43Étonnamment, l’IPET considère malgré tout que la perte de hauteur des structures n’a probablement pas eu un gros impact dans le désastre. En effet, en de nombreux points du système, le niveau de l’onde de tempête et des vagues fut de toute façon bien supérieur à la hauteur initialement prévue pour les levées. Katrina a effectivement engendré des hauteurs d’eau supérieures de 1.5 m à 1.8 m aux structures de protection. La submersion du système semblait donc inévitable. Il est pourtant admis qu’un dispositif complet aux dimensions idoines aurait considérablement réduit les dommages.

Des structures de protection défaillantes

44Sur les 560 km de levées, Katrina a provoqué au total 50 brèches, endommageant 270 km de digues et de murs, dont 65 km gravement (voir Figure 1) ; les brèches ont créé des dégâts bien plus importants qu’une inondation due à une simple submersion des levées.

  • 9 Le Dr Ivor Van Heerden, du LSU Hurricane Center de Bâton Rouge, depuis 1997, entre autres.

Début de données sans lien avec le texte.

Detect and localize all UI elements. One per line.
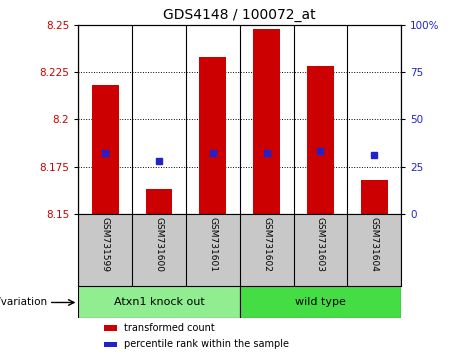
Bar <box>240 286 401 319</box>
Bar <box>92 85 118 214</box>
Bar <box>104 325 117 331</box>
Text: GSM731599: GSM731599 <box>101 217 110 273</box>
Text: percentile rank within the sample: percentile rank within the sample <box>124 339 289 349</box>
Text: GSM731600: GSM731600 <box>154 217 164 273</box>
Text: GSM731604: GSM731604 <box>370 217 378 272</box>
Text: wild type: wild type <box>295 297 346 308</box>
Text: GSM731602: GSM731602 <box>262 217 271 272</box>
Text: GSM731603: GSM731603 <box>316 217 325 273</box>
Text: Atxn1 knock out: Atxn1 knock out <box>114 297 204 308</box>
Bar <box>199 57 226 214</box>
Bar <box>146 189 172 214</box>
Bar <box>104 342 117 347</box>
Bar <box>361 180 388 214</box>
Bar <box>307 66 334 214</box>
Bar <box>253 29 280 214</box>
Text: GSM731601: GSM731601 <box>208 217 217 273</box>
Text: transformed count: transformed count <box>124 323 214 333</box>
Title: GDS4148 / 100072_at: GDS4148 / 100072_at <box>163 8 316 22</box>
Text: genotype/variation: genotype/variation <box>0 297 47 308</box>
Bar <box>78 286 240 319</box>
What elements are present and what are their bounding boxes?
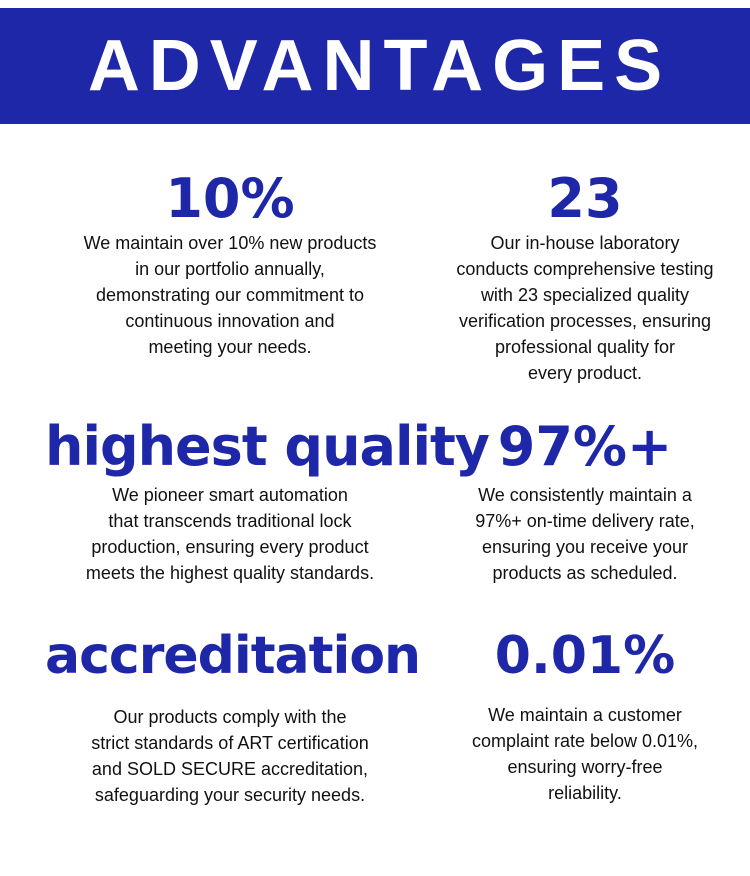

45Le rapport de l’IPET indique ainsi que 2/3 du volume total de l’inondation leur serait imputable ; selon d’autres sources, la proportion grimperait à 92% (Environmental Defense et al., 2006). Ces brèches sont les conséquences de l’hétérogénéité du système : de larges levées en terre voisinent avec des murs dits en « I », en « T » ou encore en « L », construits avec des matériaux divers et de résistance différente. La probabilité d’apparition de brèches était élevée, de nombreux scientifiques9, relayés par les médias, émettaient depuis longtemps des alertes sur les capacités réelles des levées.

46La submersion a engendré des vitesses d’écoulement très élevées et très érosives à l’arrière des structures, entraînant leur instabilité et leur effondrement, particulièrement dans le cas des murs en « I » (ASCE, 2005). Les fondations de ces murs reposaient sur des substrats peu stables : sédiments marécageux ou dépôts sableux. Les piliers qui les soutenaient n’étaient pas ancrés aux profondeurs nécessaires ; ainsi, selon l’USACE, les levées de 17th Street Canal auraient dû être ancrées deux fois plus profondément.

47D’autres points faibles se situaient aux zones de « transition » entre différents types de levées, notamment à la limite de deux districts et aux endroits d’inachèvement des constructions réglementaires.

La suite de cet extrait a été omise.